Je n'aime pas les pièces montées. En fait, j'adore les petits choux, la crème est un délice et je vends mon âme pour de la bonne nougatine. Mais je n'aime pas les pièces montées car elles ne sont jamais comme les choux de ma Mamie. Les siens sont meilleurs, évidemment. Chaque fois que je mange un chou, je me dis que je vais retrouver le plaisir de la pâte, le fondant de la crème parfumée juste ce qu'il faut, le croquant de la nougatine qui décorait le bas du plat. Et chaque fois je me casse les dents et me colle les doigts sur des boules trop petites, chichement garnies et entourées de trop de caramel, rendant l'ensemble trop croquant, sucré à l’écœurement, mal équilibré. Chaque fois j'ai envie de croire que je vais retrouver le goût et avec lui le plaisir de ces dimanches d'enfance où j'avais le droit de reprendre trois fois de ce dessert que j'adorais. Mais les seuls choux qui me font cet effet, ce sont les choux de ma Mamie.
Quand je regarde un film après avoir lu et aimé le livre dont il est adapté, j'ai la même appréhension que devant une pièce montée. Je sais que je vais comparer avec ce que je connais, que je vais y chercher les mêmes saveurs, les mêmes émotions. Et j'ai sans doute tort, d'ailleurs, d'avoir ces attentes. Mais parfois, les choux de Mamie ne sont pas si loin. Parfois, soit qu'elle soit suffisamment fidèle ou agréablement différente, la pièce montée n’écœure pas.

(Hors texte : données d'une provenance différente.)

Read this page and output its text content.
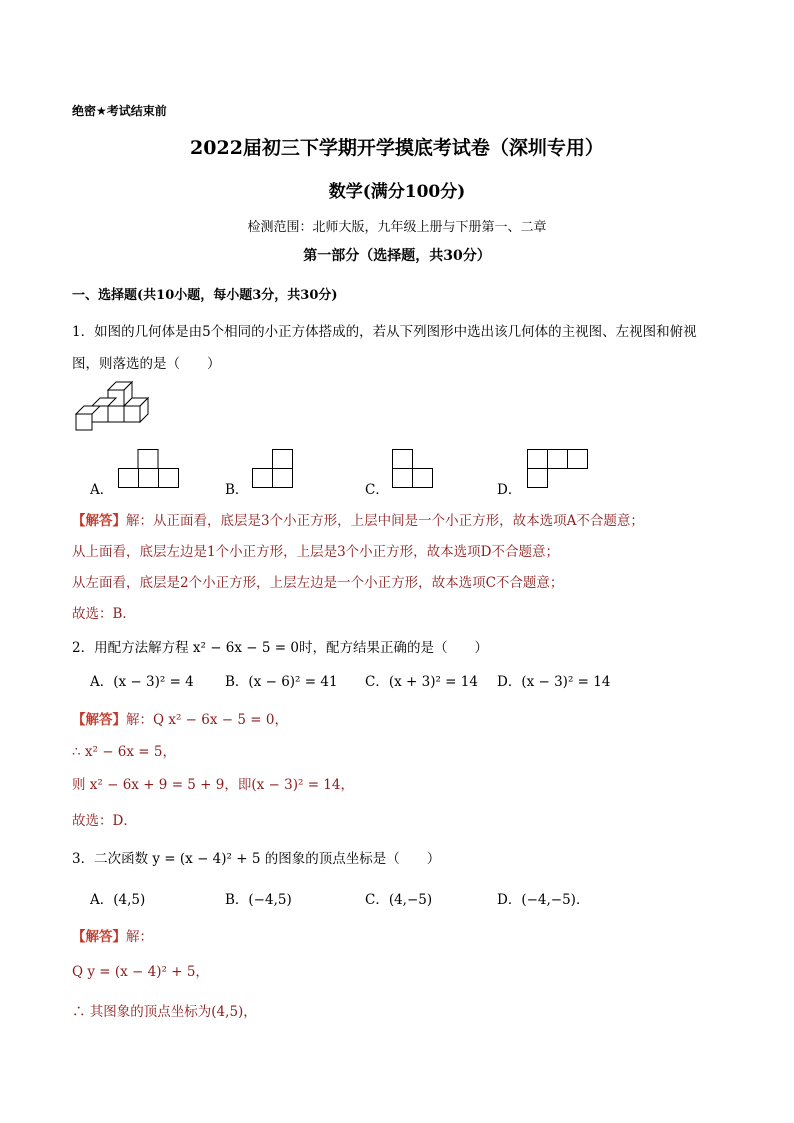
绝密★考试结束前
2022届初三下学期开学摸底考试卷（深圳专用）
数学(满分100分)
检测范围：北师大版，九年级上册与下册第一、二章
第一部分（选择题，共30分）
一、选择题(共10小题，每小题3分，共30分)
1．如图的几何体是由5个相同的小正方体搭成的，若从下列图形中选出该几何体的主视图、左视图和俯视
图，则落选的是（　　）
A．	B．	C．	D．
【解答】解：从正面看，底层是3个小正方形，上层中间是一个小正方形，故本选项A不合题意；
从上面看，底层左边是1个小正方形，上层是3个小正方形，故本选项D不合题意；
从左面看，底层是2个小正方形，上层左边是一个小正方形，故本选项C不合题意；
故选：B．
2．用配方法解方程 x² − 6x − 5 = 0时，配方结果正确的是（　　）
A．(x − 3)² = 4 B．(x − 6)² = 41 C．(x + 3)² = 14 D．(x − 3)² = 14
【解答】解：Q x² − 6x − 5 = 0，
∴ x² − 6x = 5，
则 x² − 6x + 9 = 5 + 9，即(x − 3)² = 14，
故选：D．
3．二次函数 y = (x − 4)² + 5 的图象的顶点坐标是（　　）
A．(4,5)	B．(−4,5)	C．(4,−5)	D．(−4,−5)．
【解答】解：
Q y = (x − 4)² + 5，
∴ 其图象的顶点坐标为(4,5)，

Le scénario diffère peu de celui du livre, certaines scènes sont très fidèlement présentes. D'autres manquent, sans doute trop osées à représenter à l'époque quand elles pouvaient encore « passer » à l'écrit. Gérard Philipe joue en nuances et l'on retrouve en lui les errances du François du livre de Radiguet, cet adolescent qui veut être un homme pour plaire à une femme mais qui aura un côté enfantin tantôt boudeur, tantôt espiègle. La moue boudeuse de François lorsqu'il découvre la photographie du fiancé de Marthe et qu'il lui dit un « il est très beau » que l'ont sent d'avance peu sincère est une belle illustration de ce jeu.
La première partie du film, la rencontre et la séduction des deux personnages m'a beaucoup plu. Elle est pleine d'insouciance, les deux personnages se testent, se cherchent, se provoquent. La seconde qui, en même temps qu'elle plonge dans la passion s'enfonce dans le drame m'a un peu moins emballée, simplement parce que certaines ellipses m'ont semblé difficiles à comprendre. Si l'ont réalise finalement les allers et retours incessants dans l'attitude du personnage de François, ils sont plus dits après coup qu'illustrés et je trouve cela dommage. Pas que j'aie besoin d'être tout le temps dans le démonstratif mais quitte à souligner quelque chose, autant faire ça bien, et au cinéma, je trouve que les images font souvent mieux les choses que quelques mots lâchés un peu au hasard.
Toujours est-il que Gérard Philipe est délicieusement vanillé, que Micheline Presle est un chou tout à fait convenable. L'ensemble fusionne hors champ pour la pudeur des spectateurs de l'époque sans doute déjà choqués par les baisers et la situation, nous permettant d'admirer un feu de cheminée – au bois d'olivier, s'il vous plaît – fort chaste qui nous concocte une pièce montée digne de celles de Mamie.